Threaded runtime support for execution of fine grain parallel code on coarse grain multiprocessors

The goal of this research is to provide systems support that allows fine grain, data parallel code to execute efficiently on much coarser grain multiprocessors. The task of writing parallel applications is simplified by allowing the programmer to assume a number of processors convenient to the algorithm being implemented. This paper describes and evaluates a runtime approach that efficiently manages thousands of virtual processors per actual processor. The limits in using user-level threads as fine grain virtual processors are identified. Key techniques used are tight integration and specialization of scheduling, communication, optimized context switching, and fine-tuned stack management.
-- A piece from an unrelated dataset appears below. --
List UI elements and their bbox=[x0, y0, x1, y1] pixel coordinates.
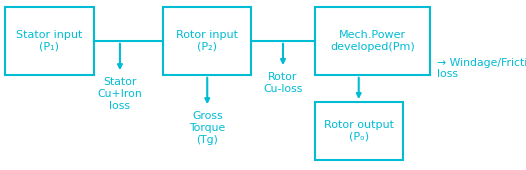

A prototype of this runtime approach is evaluated by comparing implementations of three problems, a smoothing kernel of a thin-layer Navier-Stokes code, a five point stencil problem, and a block bordered system of linear equations on an Intel Paragon multiprocessor and on a network of DEC Alpha workstations. The additional cost relative to an efficient manually contracted code can be as low as 15% for granularities of 50 floating point operations per virtual processor and is typically 5-20% for granularities of about 100 floating point operations per virtual processor. The overhead is analyzed in detail to show the costs of scheduling, communication, context switching, reduced memory performance, and insuring data consistency. The implementation and analysis indicate that fine grain code can be efficiently executed on a coarse grain multiprocessor using very lightweight, specialized threads. (C) 1997 Academic Press.